Sofidy aux associés a écrit :

Cher Associé,

Compte-tenu du contexte d’épidémie en cours (COVID-19) et des mesures de prévention prises par le gouvernement français, nous vous informons que SOFIDY a enclenché un dispositif de continuité d’activité, afin de garantir la poursuite de nos activités au quotidien et de nous conformer aux recommandations des autorités sanitaires.

Avant tout, nous espérons que vous êtes en bonne santé et en sécurité.

La santé et la sécurité de tous ceux qui travaillent chez SOFIDY et avec notre société sont primordiales. Nous prenons toutes les mesures nécessaires pour les préserver selon l’évolution de la situation.
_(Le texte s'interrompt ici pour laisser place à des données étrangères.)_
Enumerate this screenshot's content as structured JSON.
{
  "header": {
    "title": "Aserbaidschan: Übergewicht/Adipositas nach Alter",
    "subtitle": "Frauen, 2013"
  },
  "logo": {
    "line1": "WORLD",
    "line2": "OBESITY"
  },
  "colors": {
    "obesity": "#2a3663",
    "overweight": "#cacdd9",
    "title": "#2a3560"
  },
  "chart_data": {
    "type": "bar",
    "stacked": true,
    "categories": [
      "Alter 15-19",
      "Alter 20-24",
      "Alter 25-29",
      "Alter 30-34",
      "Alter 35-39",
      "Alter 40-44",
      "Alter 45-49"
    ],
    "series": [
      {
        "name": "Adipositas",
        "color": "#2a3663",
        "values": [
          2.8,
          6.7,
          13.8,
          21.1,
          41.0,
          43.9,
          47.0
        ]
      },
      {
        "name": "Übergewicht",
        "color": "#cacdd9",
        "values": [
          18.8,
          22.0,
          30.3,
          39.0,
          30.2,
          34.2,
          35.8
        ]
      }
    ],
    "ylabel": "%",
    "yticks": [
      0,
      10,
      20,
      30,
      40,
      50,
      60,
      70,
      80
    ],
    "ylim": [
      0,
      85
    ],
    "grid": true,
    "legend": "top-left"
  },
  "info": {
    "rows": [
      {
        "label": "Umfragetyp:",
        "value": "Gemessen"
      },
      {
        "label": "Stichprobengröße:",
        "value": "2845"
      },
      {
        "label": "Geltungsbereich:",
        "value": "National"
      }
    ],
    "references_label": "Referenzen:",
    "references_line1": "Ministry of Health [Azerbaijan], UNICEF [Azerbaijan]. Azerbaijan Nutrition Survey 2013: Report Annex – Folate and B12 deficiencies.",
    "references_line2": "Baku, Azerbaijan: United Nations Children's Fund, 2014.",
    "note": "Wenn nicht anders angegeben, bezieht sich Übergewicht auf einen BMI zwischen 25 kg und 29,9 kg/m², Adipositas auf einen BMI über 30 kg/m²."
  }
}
Ainsi, dans ce contexte particulier et évolutif, je tiens à vous confirmer que l’ensemble des équipes de SOFIDY est mobilisé pour assurer la poursuite des activités de gestion et des services rendus à nos épargnants. Les fonctions de gestion opérationnelle de SOFIDY se sont organisées pour fonctionner à distance de manière optimale, et la très grande majorité de nos équipes est dorénavant en télétravail. Parallèlement, la société de gestion a activé des procédures internes de travail collaboratif et de communication pour vous assurer un maintien qualitatif de nos relations.

Notre Service Associés reste évidemment joignable quotidiennement* du lundi au vendredi.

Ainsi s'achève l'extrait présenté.